Nous n’avons pas l’intention d’analyser la totalité du projet, mais de présenter un certains nombre de points faisant problème, et donnant le sentiment aux croyants qu’ils sont des citoyens de second rang.

En fin de compte, nous pensons qu’un texte de loi doit être clair mais concis, éviter ce qui peut donner lieu à des interprétations imprécises ou arbitraires. Nous nous permettons quelques remarques sur le principe fondamental portant le n° 2 à la page 1: “Les religions au Vietnam mènent leurs activités dans le cadre de la constitution et de la législation de l’Etat de la République socialiste du Vietnam. L’Etat garantit les activités religieuses accomplies dans l’intérêt légitime et légal des fidèles. Il encourage les activités religieuses accomplies pour la patrie et le peuple. Il respecte et exalte les valeurs culturelles, morales, adaptées à l’édification de la société nouvelle de la religion”.

A notre avis, la phrase précédente comprend deux parties. Une première parle de la sphère d’activités des religions au Vietnam. C’est le cadre de la Constitution et de la loi. La constitution reconnaît aux citoyens un certain nombre de droits, parmi lesquels le droit à la liberté de croyance et de religion. La législation décrit la manière d’appliquer ce droit en accord avec le droit des autres et le bien commun. La deuxième partie de la phrase parle du rôle de l’Etat : garantir…, encourager…, respecter, donner une impulsion… Mais, chaque fois que l’on ajoute un élément, non seulement le rôle de l’Etat devient plus obscur car la religion apparaît comme un instrument au service d’un autre objectif, mais encore il pourrait donner lieu à des interprétations arbitraires. Que peut bien signifier “des activités religieuses accomplies dans l’intérêt légitime et légal des fidèles” ? Qui a le droit de déterminer la légitimité dont il est question ? Le district, la commune, le Front de la patrie ? Même l’Etat n’est pas en mesure de déterminer l’intérêt légitime d’un croyant. L’Etat encourage “les activités religieuses accomplies pour la patrie et le peuple” : les activités religieuses accomplies pour la patrie et le peuple sont des activités de quelle sorte ? La participation au Comité d’union des catholiques patriotes est-elle une activité accomplie pour la patrie et le peuple ? Autrefois, ce comité s’appelait Comité des catholiques patriotes. Pourquoi donc a-t-il abandonné l’adjectif “patriote” ?

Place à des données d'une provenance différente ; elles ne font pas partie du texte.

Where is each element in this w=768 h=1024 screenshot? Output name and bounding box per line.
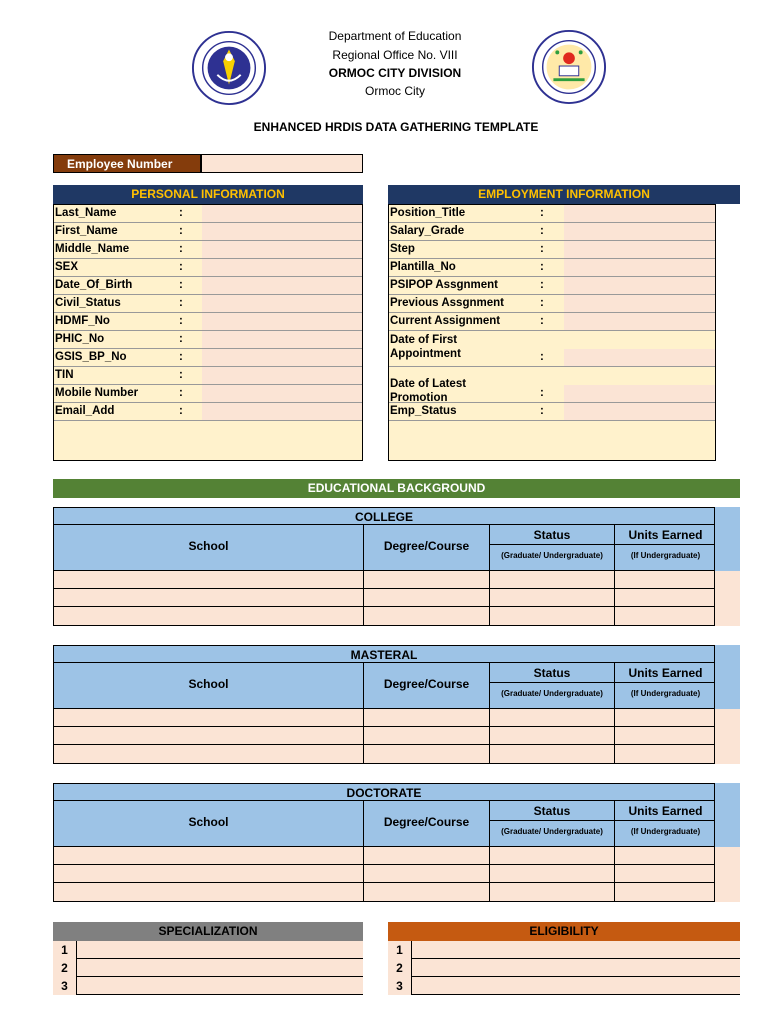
education-rows — [53, 571, 715, 626]
eligibility-field[interactable] — [412, 959, 740, 977]
education-rows — [53, 709, 715, 764]
table-cell[interactable] — [490, 589, 615, 606]
colon-separator: : — [540, 261, 544, 273]
column-label: Units Earned — [628, 804, 703, 818]
table-cell[interactable] — [364, 883, 490, 901]
colon-separator: : — [179, 243, 183, 255]
column-header-school — [54, 525, 364, 570]
specialization-row — [53, 959, 363, 977]
field-value[interactable] — [202, 259, 362, 276]
field-label: Mobile Number — [55, 387, 139, 399]
colon-separator: : — [179, 387, 183, 399]
column-header-units — [615, 525, 716, 570]
colon-separator: : — [540, 243, 544, 255]
table-cell[interactable] — [490, 571, 615, 588]
table-cell[interactable] — [54, 883, 364, 901]
column-header-degree — [364, 801, 490, 846]
employee-number-label: Employee Number — [53, 154, 201, 173]
table-cell[interactable] — [54, 847, 364, 864]
field-label: Date of First Appointment — [390, 334, 461, 360]
colon-separator: : — [179, 333, 183, 345]
employment-row — [389, 241, 715, 259]
personal-row — [54, 403, 362, 421]
column-label: School — [188, 539, 229, 553]
column-label: Status — [533, 528, 571, 542]
table-row — [54, 865, 714, 883]
field-value[interactable] — [202, 277, 362, 294]
eligibility-field[interactable] — [412, 977, 740, 995]
field-value[interactable] — [564, 223, 715, 240]
specialization-field[interactable] — [77, 941, 363, 959]
field-value[interactable] — [564, 259, 715, 276]
row-number: 2 — [53, 959, 77, 977]
specialization-header: SPECIALIZATION — [53, 922, 363, 941]
personal-row — [54, 349, 362, 367]
column-label: Degree/Course — [383, 677, 470, 691]
field-label: Plantilla_No — [390, 261, 456, 273]
employment-row — [389, 259, 715, 277]
specialization-row — [53, 941, 363, 959]
field-label: Date_Of_Birth — [55, 279, 133, 291]
header-extension — [715, 645, 740, 709]
table-cell[interactable] — [615, 745, 716, 763]
column-label: School — [188, 815, 229, 829]
header-line-3: ORMOC CITY DIVISION — [328, 66, 462, 80]
colon-separator: : — [540, 207, 544, 219]
document-title: ENHANCED HRDIS DATA GATHERING TEMPLATE — [253, 120, 539, 134]
colon-separator: : — [540, 387, 544, 399]
table-cell[interactable] — [54, 745, 364, 763]
eligibility-row — [388, 941, 740, 959]
table-cell[interactable] — [364, 847, 490, 864]
colon-separator: : — [179, 261, 183, 273]
employment-row — [389, 403, 715, 421]
row-extension — [715, 709, 740, 764]
column-label: Units Earned — [628, 666, 703, 680]
column-header-units — [615, 801, 716, 846]
table-cell[interactable] — [54, 589, 364, 606]
column-sublabel: (Graduate/ Undergraduate) — [501, 551, 603, 560]
row-number: 3 — [53, 977, 77, 995]
education-college-table — [53, 507, 740, 626]
header-divider — [615, 544, 716, 545]
employment-info-header: EMPLOYMENT INFORMATION — [388, 185, 740, 204]
field-label: TIN — [55, 369, 74, 381]
field-value[interactable] — [202, 205, 362, 222]
field-value[interactable] — [564, 349, 715, 366]
table-cell[interactable] — [490, 607, 615, 625]
field-value[interactable] — [202, 367, 362, 384]
personal-row — [54, 367, 362, 385]
field-label: Civil_Status — [55, 297, 121, 309]
header-line-1: Department of Education — [328, 29, 462, 43]
education-column-headers — [53, 663, 715, 709]
educational-background-header: EDUCATIONAL BACKGROUND — [53, 479, 740, 498]
table-cell[interactable] — [615, 865, 716, 882]
education-column-headers — [53, 801, 715, 847]
table-cell[interactable] — [490, 847, 615, 864]
field-label: PSIPOP Assgnment — [390, 279, 499, 291]
table-cell[interactable] — [490, 709, 615, 726]
colon-separator: : — [540, 225, 544, 237]
field-label: Emp_Status — [390, 405, 457, 417]
column-label: Status — [533, 666, 571, 680]
personal-row — [54, 385, 362, 403]
personal-row — [54, 295, 362, 313]
table-cell[interactable] — [615, 709, 716, 726]
column-sublabel: (If Undergraduate) — [630, 689, 701, 698]
column-header-school — [54, 801, 364, 846]
column-label: Degree/Course — [383, 815, 470, 829]
column-header-school — [54, 663, 364, 708]
header-line-2: Regional Office No. VIII — [332, 48, 458, 62]
personal-row — [54, 223, 362, 241]
education-level-title: MASTERAL — [53, 645, 715, 663]
employment-row — [389, 295, 715, 313]
colon-separator: : — [540, 351, 544, 363]
table-cell[interactable] — [615, 883, 716, 901]
education-level-title: COLLEGE — [53, 507, 715, 525]
table-cell[interactable] — [364, 571, 490, 588]
field-value[interactable] — [564, 277, 715, 294]
column-header-units — [615, 663, 716, 708]
education-masteral-table — [53, 645, 740, 764]
specialization-field[interactable] — [77, 977, 363, 995]
table-cell[interactable] — [490, 865, 615, 882]
table-cell[interactable] — [490, 883, 615, 901]
table-cell[interactable] — [54, 865, 364, 882]
header-divider — [490, 544, 614, 545]
employment-row — [389, 277, 715, 295]
row-extension — [715, 847, 740, 902]
education-column-headers — [53, 525, 715, 571]
employment-row — [389, 205, 715, 223]
field-value[interactable] — [564, 295, 715, 312]
field-label: Date of Latest Promotion — [390, 378, 467, 404]
header-divider — [490, 820, 614, 821]
field-value[interactable] — [564, 241, 715, 258]
column-label: Degree/Course — [383, 539, 470, 553]
table-cell[interactable] — [54, 571, 364, 588]
column-header-degree — [364, 525, 490, 570]
column-label: Status — [533, 804, 571, 818]
colon-separator: : — [179, 369, 183, 381]
table-row — [54, 727, 714, 745]
column-header-status — [490, 663, 615, 708]
table-row — [54, 745, 714, 763]
employment-info-table — [388, 204, 716, 461]
employment-row — [389, 331, 715, 367]
table-cell[interactable] — [490, 745, 615, 763]
table-row — [54, 571, 714, 589]
education-level-title: DOCTORATE — [53, 783, 715, 801]
table-cell[interactable] — [615, 589, 716, 606]
table-cell[interactable] — [490, 727, 615, 744]
field-value[interactable] — [202, 331, 362, 348]
table-cell[interactable] — [364, 745, 490, 763]
column-sublabel: (Graduate/ Undergraduate) — [501, 689, 603, 698]
column-label: School — [188, 677, 229, 691]
field-value[interactable] — [202, 349, 362, 366]
table-cell[interactable] — [364, 865, 490, 882]
column-header-degree — [364, 663, 490, 708]
field-label: First_Name — [55, 225, 118, 237]
column-sublabel: (If Undergraduate) — [630, 551, 701, 560]
personal-row — [54, 241, 362, 259]
field-value[interactable] — [564, 313, 715, 330]
table-cell[interactable] — [364, 709, 490, 726]
field-label: HDMF_No — [55, 315, 110, 327]
table-cell[interactable] — [364, 727, 490, 744]
colon-separator: : — [179, 225, 183, 237]
personal-row — [54, 277, 362, 295]
column-sublabel: (If Undergraduate) — [630, 827, 701, 836]
colon-separator: : — [179, 405, 183, 417]
colon-separator: : — [179, 297, 183, 309]
table-cell[interactable] — [54, 709, 364, 726]
eligibility-row — [388, 959, 740, 977]
field-label: PHIC_No — [55, 333, 105, 345]
personal-row — [54, 313, 362, 331]
education-doctorate-table — [53, 783, 740, 902]
field-label: Middle_Name — [55, 243, 130, 255]
table-cell[interactable] — [615, 847, 716, 864]
row-number: 1 — [388, 941, 412, 959]
table-cell[interactable] — [364, 607, 490, 625]
row-number: 3 — [388, 977, 412, 995]
field-value[interactable] — [202, 223, 362, 240]
field-label: Previous Assgnment — [390, 297, 504, 309]
table-cell[interactable] — [364, 589, 490, 606]
field-value[interactable] — [202, 313, 362, 330]
specialization-field[interactable] — [77, 959, 363, 977]
personal-row — [54, 259, 362, 277]
row-extension — [715, 571, 740, 626]
column-sublabel: (Graduate/ Undergraduate) — [501, 827, 603, 836]
field-value[interactable] — [564, 205, 715, 222]
field-label: Last_Name — [55, 207, 117, 219]
header-divider — [615, 820, 716, 821]
header-divider — [490, 682, 614, 683]
field-label: Salary_Grade — [390, 225, 465, 237]
field-value[interactable] — [202, 385, 362, 402]
column-label: Units Earned — [628, 528, 703, 542]
table-cell[interactable] — [54, 607, 364, 625]
field-value[interactable] — [564, 403, 715, 420]
colon-separator: : — [179, 279, 183, 291]
table-cell[interactable] — [615, 571, 716, 588]
eligibility-row — [388, 977, 740, 995]
eligibility-header: ELIGIBILITY — [388, 922, 740, 941]
personal-info-header: PERSONAL INFORMATION — [53, 185, 363, 204]
personal-info-table — [53, 204, 363, 461]
field-label: Email_Add — [55, 405, 115, 417]
table-row — [54, 709, 714, 727]
field-value[interactable] — [202, 241, 362, 258]
colon-separator: : — [540, 405, 544, 417]
field-value[interactable] — [202, 295, 362, 312]
field-label: Step — [390, 243, 415, 255]
field-value[interactable] — [202, 403, 362, 420]
field-label: Position_Title — [390, 207, 466, 219]
personal-row — [54, 205, 362, 223]
table-cell[interactable] — [54, 727, 364, 744]
employment-row — [389, 223, 715, 241]
employment-row — [389, 313, 715, 331]
field-label: GSIS_BP_No — [55, 351, 127, 363]
field-label: Current Assignment — [390, 315, 501, 327]
colon-separator: : — [179, 351, 183, 363]
employee-number-field[interactable] — [201, 154, 363, 173]
table-row — [54, 589, 714, 607]
colon-separator: : — [179, 207, 183, 219]
education-rows — [53, 847, 715, 902]
colon-separator: : — [540, 297, 544, 309]
header-extension — [715, 783, 740, 847]
eligibility-field[interactable] — [412, 941, 740, 959]
table-row — [54, 847, 714, 865]
table-row — [54, 883, 714, 901]
header-divider — [615, 682, 716, 683]
column-header-status — [490, 801, 615, 846]
column-header-status — [490, 525, 615, 570]
field-value[interactable] — [564, 385, 715, 402]
specialization-row — [53, 977, 363, 995]
header-line-4: Ormoc City — [365, 84, 425, 98]
colon-separator: : — [540, 279, 544, 291]
colon-separator: : — [540, 315, 544, 327]
field-label: SEX — [55, 261, 79, 273]
row-number: 2 — [388, 959, 412, 977]
header-extension — [715, 507, 740, 571]
table-cell[interactable] — [615, 727, 716, 744]
row-number: 1 — [53, 941, 77, 959]
employment-row — [389, 367, 715, 403]
table-cell[interactable] — [615, 607, 716, 625]
colon-separator: : — [179, 315, 183, 327]
personal-row — [54, 331, 362, 349]
table-row — [54, 607, 714, 625]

“Exalter les valeurs culturelles, morales, adaptées à l’édification de la société nouvelle des religions”. Nous ne comprenons pas ce que le rédacteur du texte a voulu dire ! Que signifie la société nouvelle des religions ? Si l’on répond qu’il s’agit d’une société juste, charitable, respectant la dignité de l’homme, alors toutes les religions exigent de leurs fidèles qu’ils vivent ainsi, et plus particulièrement le catholicisme qui possède un catéchisme social extrêmement riche.

Ainsi, le principe fondamental “garanti par l’Etat” devient tout à fait confus et donne lieu à des interprétations dont certaines sont inacceptables.

Nous nous permettons d’abréger la phrase n° 2 ainsi : “Les religions au Vietnam mènent leurs activités dans le cadre de la Constitution et de la législation de l’Etat de la République socialiste du Vietnam. L’Etat garantit les activités religieuses.”

Faut-il craindre qu’ainsi, l’Etat soit obligé de garantir n’importe quelle activité religieuse ? Non, parce que l’on a déjà dit plus haut que les religions menaient leurs activités dans le cadre de la constitution et de la loi de l’Etat de la République socialiste du Vietnam. Ainsi, les religions n’ont qu’à s’appuyer sur la Constitution et la loi pour mener leurs activités. Si elles violent la Constitution et la loi, l’Etat les traduira en jugement. A l’opposé, si les fidèles pensent que leur liberté de croyance et de religion n’est pas respectée, ils pourront porter plainte. Avec un régime de séparation des pouvoirs, de liberté d’expression, et des tribunaux indépendants, les conflits seront réglés sans que personne ait le sentiment d’être l’objet d’oppression ou de discrimination parce que la liberté religieuse authentique n’existe pas, ou n’existe pas selon les désirs des croyants.